Doutorou-se em Filosofia em 1928 pela Universidade de Münster com a
tese Die ontische Grundlage des Sittlichen nach Thomas von Aquin,
depois publicada com o título Die Wirklichkeit und das Gute nach
Thomas von Aquin.
De 1928 a 1932 foi assistente no Forschungsinstitut für
Organisationslehre und Soziologie.
De 1932 a 1940, anos em que atua como escritor free-lancer, publicou
muitos livros (diversos deles proibidos e apreendidos pelo governo
totalitário). A apreensão de Grundformen sozialer Spielregeln (1933),
por ser um livro antitotalitário; a selvageria do expurgo de 1934,
bem como a destituição do pai, injustamente desligado do magistério,
produziram em Pieper, já desde o primeiro momento, "uma certeza
definitiva: com esse regime não há compactuação possível"[8].

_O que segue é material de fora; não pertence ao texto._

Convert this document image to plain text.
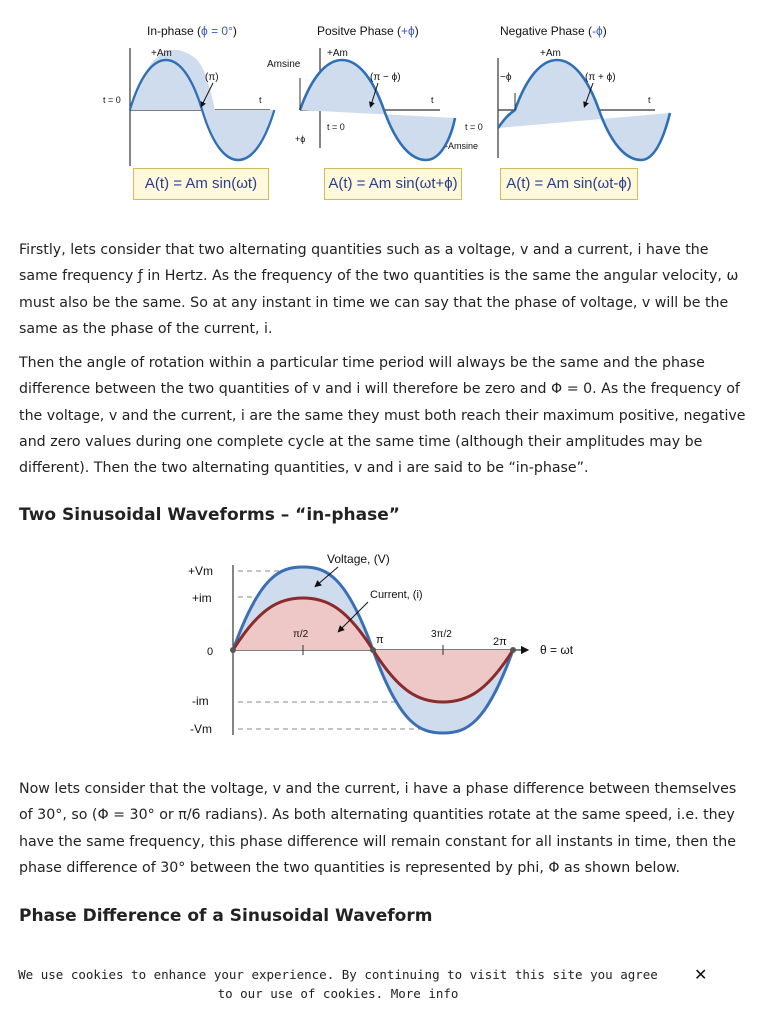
In-phase (ϕ = 0°)
+Am
(π)
t = 0	t
Positve Phase (+ϕ)
+Am
Amsine
(π − ϕ)
t = 0
+ϕ
t
Negative Phase (-ϕ)
+Am
−ϕ	(π + ϕ)
t = 0
-Amsine
t
A(t) = Am sin(ωt)	A(t) = Am sin(ωt+ϕ)	A(t) = Am sin(ωt-ϕ)

Firstly, lets consider that two alternating quantities such as a voltage, v and a current, i have the same frequency ƒ in Hertz. As the frequency of the two quantities is the same the angular velocity, ω must also be the same. So at any instant in time we can say that the phase of voltage, v will be the same as the phase of the current, i.

Then the angle of rotation within a particular time period will always be the same and the phase difference between the two quantities of v and i will therefore be zero and Φ = 0. As the frequency of the voltage, v and the current, i are the same they must both reach their maximum positive, negative and zero values during one complete cycle at the same time (although their amplitudes may be different). Then the two alternating quantities, v and i are said to be “in-phase”.

Two Sinusoidal Waveforms – “in-phase”
Voltage, (V)
Current, (i)
+Vm
+im
0
-im
-Vm
π/2	π	3π/2
2π
θ = ωt

Now lets consider that the voltage, v and the current, i have a phase difference between themselves of 30°, so (Φ = 30° or π/6 radians). As both alternating quantities rotate at the same speed, i.e. they have the same frequency, this phase difference will remain constant for all instants in time, then the phase difference of 30° between the two quantities is represented by phi, Φ as shown below.

Phase Difference of a Sinusoidal Waveform
We use cookies to enhance your experience. By continuing to visit this site you agree to our use of cookies. More info
✕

Suas convicções antinazistas possibilitaram que fosse um dos
primeiros alemães a visitar, pouco depois da guerra, a Inglaterra
(convidado pelo British Council) e os convites para lecionar em
universidades americanas.
Casou-se em 1935 e teve com sua esposa Hildegard - falecida em 1984 -
três filhos: Thomas, Monika e Michael.
Lecionou em diversas universidades, sobretudo na de Münster, onde
ensina há quarenta anos e ainda hoje - como catedrático emérito -,
ministra seus cursos e seminários.
É doutor honoris causa em Teologia pelas Universidades de Munique e
Münster e em Filosofia pela Universidade de Eichstätt. Foi também
professor visitante em diversas universidades dos Estados Unidos
(Stanford e Notre Dame), Índia, Japão e Canadá (Centennial Professor
em Toronto).
Entre outras distinções, destacam-se a "Aquinas Medal" da American
Catholic Philosophical Association (1968) e o prêmio Balzan de 1982
(primeiro alemão a receber este prêmio internacional considerado o
Nobel das Ciências Humanas). É membro da Rheinisch-Westfälischer
Akademie der Wissenschaften, da Deutsche Akademie für Sprache und
Dichtung (Darmstadt) e da Pontificia Accademia Romana di S. Tommaso
d'Aquino.
Pelos dados que extraimos do Schriftenverzeichnis de 1974, vê-se que
a difusão de seus livros é invulgar para um filósofo (sobretudo
quando se tem em conta que nestes últimos treze anos sua atividade
continua constante). Quanto às traduções, por exemplo, em 1974 já
mais de cem livros de Pieper estavam publicados em uma dúzia de
línguas (inglês, português, francês, holandês, italiano, japonês,
norueguês, polonês, sueco, castelhano, tcheco e húngaro). Destes,
vinte e cinco publicados nos Estados Unidos, dezessete na Inglaterra,
quatorze na Itália, vinte na Espanha, cinco no Japão, três na Polônia
etc.
Destacaremos a seguir alguns aspectos relativos à formação de seu
pensamento.
Como muitos jovens alemães do atribulado período imediatamente
posterior à Primeira Guerra, Pieper participou da Jugendbewegung[9].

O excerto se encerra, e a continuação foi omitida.